Publication: 10/05/2012 07:08

Dans un article intitulé «La chasse aux Anglos», M. Michel Kelly-Gagnon, président et directeur général de l'Institut économique de Montréal, dénonce ceux qui seraient partis à la chasse aux unilingues anglais. Bien qu'il signe «à titre personnel», il le fait à partir du site Internet de l'organisme (iedm.org).

Cette chasse consiste «à dénoncer la présence de certains cadres unilingues anglophones dans certaines de nos grandes entreprises, ou à la Caisse de dépôt», ou encore, à manifester «devant un petit dépanneur indépendant si le propriétaire, un immigrant, ne maîtrise pas assez le français».

Mais d'où viendrait ce «goût renouvelé pour la chasse aux Anglos» selon M. Kelly-Gagnon? Elle découlerait, dit-il, «d'une anxiété accrue [...] liée à cette idée que le fait français serait en péril au Québec». Et pour contrer cette idée, il suffirait de noter, que si la proportion de francophones diminue à Montréal, c'est simplement parce que «les Québécois francophones - surtout les couples avec jeunes enfants - quittent Montréal pour les couronnes nord et sud dans une proportion plus grande que les anglophones».

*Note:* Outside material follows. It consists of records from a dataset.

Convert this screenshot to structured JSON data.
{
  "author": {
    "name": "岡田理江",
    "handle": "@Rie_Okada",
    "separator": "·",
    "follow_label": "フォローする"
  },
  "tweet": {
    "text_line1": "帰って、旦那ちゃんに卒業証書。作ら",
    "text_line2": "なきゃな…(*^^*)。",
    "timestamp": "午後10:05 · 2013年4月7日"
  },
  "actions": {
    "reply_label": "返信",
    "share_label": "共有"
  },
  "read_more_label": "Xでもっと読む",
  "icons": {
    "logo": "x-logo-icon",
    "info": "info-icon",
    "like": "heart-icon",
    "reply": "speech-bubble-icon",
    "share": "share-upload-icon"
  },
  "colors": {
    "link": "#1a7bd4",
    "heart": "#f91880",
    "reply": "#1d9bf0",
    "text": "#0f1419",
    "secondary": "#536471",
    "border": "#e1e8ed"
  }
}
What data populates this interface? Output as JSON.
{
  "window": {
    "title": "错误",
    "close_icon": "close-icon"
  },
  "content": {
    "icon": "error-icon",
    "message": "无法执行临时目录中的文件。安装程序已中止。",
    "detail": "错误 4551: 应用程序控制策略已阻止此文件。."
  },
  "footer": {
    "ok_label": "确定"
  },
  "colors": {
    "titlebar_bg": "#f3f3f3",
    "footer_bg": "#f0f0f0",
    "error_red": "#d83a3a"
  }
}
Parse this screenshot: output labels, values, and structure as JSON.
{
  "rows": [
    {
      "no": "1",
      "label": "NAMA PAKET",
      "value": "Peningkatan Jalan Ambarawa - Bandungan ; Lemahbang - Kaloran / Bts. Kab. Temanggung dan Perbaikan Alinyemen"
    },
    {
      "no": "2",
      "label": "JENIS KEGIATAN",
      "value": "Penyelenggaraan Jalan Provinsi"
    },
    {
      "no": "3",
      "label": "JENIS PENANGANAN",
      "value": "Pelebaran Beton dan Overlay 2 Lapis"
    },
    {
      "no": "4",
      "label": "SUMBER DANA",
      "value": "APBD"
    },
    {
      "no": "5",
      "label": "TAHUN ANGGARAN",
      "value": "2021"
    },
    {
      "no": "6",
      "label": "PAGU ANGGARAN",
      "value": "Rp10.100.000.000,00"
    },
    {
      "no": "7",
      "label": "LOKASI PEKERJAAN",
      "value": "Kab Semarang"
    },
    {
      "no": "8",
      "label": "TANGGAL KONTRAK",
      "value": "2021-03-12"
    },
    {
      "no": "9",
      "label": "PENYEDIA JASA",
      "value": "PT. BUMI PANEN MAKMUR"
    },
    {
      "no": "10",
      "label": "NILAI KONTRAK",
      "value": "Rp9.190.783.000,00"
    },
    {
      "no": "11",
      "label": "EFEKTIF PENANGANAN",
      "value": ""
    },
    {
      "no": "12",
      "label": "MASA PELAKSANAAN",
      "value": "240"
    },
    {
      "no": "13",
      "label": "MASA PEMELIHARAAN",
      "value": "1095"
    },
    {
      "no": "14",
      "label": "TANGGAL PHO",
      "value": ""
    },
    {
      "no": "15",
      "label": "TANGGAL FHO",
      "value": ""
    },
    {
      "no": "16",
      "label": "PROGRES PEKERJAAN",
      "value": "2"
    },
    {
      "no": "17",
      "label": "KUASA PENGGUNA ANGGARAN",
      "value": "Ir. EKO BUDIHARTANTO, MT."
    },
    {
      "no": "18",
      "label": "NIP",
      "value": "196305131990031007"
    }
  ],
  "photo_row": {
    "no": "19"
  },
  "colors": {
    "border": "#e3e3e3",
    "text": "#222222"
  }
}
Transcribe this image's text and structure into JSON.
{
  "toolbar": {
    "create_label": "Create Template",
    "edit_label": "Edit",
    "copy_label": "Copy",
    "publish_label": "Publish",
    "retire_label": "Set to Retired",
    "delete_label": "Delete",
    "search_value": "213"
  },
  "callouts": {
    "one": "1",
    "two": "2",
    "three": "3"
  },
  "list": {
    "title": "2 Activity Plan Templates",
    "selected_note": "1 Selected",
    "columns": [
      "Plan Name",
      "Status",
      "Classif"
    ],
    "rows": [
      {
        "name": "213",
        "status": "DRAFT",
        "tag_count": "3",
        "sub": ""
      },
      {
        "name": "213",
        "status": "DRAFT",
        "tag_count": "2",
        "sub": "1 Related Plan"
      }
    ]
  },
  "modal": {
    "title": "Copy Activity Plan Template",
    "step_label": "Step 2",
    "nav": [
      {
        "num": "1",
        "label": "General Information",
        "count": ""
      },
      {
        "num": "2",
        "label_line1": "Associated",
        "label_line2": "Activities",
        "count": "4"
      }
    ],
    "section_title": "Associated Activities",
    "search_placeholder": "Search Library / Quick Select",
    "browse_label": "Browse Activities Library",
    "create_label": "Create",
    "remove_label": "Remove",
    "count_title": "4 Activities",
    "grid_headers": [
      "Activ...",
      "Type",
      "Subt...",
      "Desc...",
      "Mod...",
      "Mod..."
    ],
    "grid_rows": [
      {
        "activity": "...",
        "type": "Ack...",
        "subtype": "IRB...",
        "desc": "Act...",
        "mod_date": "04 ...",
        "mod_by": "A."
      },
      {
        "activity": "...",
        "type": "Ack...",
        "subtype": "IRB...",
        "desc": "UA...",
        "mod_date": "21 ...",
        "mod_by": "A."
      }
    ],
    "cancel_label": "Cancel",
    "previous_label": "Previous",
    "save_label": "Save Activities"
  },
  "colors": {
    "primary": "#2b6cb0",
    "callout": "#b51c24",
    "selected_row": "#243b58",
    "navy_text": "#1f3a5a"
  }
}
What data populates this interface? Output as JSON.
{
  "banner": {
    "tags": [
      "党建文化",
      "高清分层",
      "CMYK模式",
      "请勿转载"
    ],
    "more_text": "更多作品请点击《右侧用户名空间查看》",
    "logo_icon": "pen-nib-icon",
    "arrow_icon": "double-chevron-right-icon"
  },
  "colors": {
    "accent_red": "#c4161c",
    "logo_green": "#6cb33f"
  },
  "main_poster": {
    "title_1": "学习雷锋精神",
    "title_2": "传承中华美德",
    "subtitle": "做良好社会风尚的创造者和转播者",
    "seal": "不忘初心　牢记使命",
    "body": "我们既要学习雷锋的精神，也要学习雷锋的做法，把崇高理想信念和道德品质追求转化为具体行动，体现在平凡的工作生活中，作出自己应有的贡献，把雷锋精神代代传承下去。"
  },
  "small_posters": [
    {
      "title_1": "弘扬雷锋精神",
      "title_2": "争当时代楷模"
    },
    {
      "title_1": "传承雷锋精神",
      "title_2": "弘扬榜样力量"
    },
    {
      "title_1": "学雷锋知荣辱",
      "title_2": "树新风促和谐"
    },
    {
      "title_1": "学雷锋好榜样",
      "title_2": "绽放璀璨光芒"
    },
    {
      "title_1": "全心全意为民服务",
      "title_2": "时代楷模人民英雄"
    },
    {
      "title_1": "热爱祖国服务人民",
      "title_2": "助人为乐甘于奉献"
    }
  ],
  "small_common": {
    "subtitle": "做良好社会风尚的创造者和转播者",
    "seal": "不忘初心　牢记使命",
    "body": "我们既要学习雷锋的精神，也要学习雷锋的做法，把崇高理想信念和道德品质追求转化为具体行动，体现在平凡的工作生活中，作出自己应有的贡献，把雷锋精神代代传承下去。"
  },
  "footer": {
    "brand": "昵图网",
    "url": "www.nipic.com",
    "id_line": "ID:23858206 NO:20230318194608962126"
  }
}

Les «méchants Anglos» n'y sont pour rien

Reconnaissant le bien-fondé de l'étalement urbain plus prononcé des Francos-Montréalais, et bien que d'autres facteurs soient en cause, je suis d'accord avec Michel Kelly-Gagnon : cela «n'a rien à voir avec 'les méchants Anglais'». En effet, quiconque accepte un emploi au Québec sans connaître le français, n'est pas à blâmer, qu'il soit anglophone ou d'une autre langue.

C'est plutôt du côté de ceux qui ont fait ces nominations qu'il faut chercher à qui incombent les responsabilités. Le débat qui a eu lieu dans les médias est surtout orienté de ce côté. Si M. Kelly-Gagnon considère que les «chasseurs d'Anglos» ont raté leur cible, il rate la sienne également.

En effet, le préambule de la Charte de la langue française (loi 101) dit clairement que l'Assemblée nationale est «résolue à faire du français la langue de l'État et de la Loi aussi bien que la langue normale et habituelle du travail, de l'enseignement, des communications, du commerce et des affaires». Nommer des personnes ne sachant pas parler le français pour occuper une fonction exigeant des contacts avec des francophones, va à l'encontre des objectifs visés par la loi. Que cela se produise 35 ans plus tard, démontre bien que les mentalités n'ont pas changé. Hélas!

Michel Kelly-Gagnon est lui-même un bel exemple d'une mentalité qui s'est arrêtée dans le temps. Considérant que «l'anglais est le latin de notre ère», il approuve la décision récente du gouvernement Charest de payer des cours d'anglais à des immigrants. Il est dans son droit, bien sûr. Selon lui, «la maîtrise de l'anglais (à l'oral et à l'écrit) est une compétence essentielle pour occuper bon nombre d'emplois [en particulier] dans la grande région de Montréal, où habitent la majorité des immigrants du Québec» («Débat du jour», Cyberpresse, 2 avril 2012). Il est toujours dans son droit de penser ainsi. Ses convictions ont le mérite d'être claires.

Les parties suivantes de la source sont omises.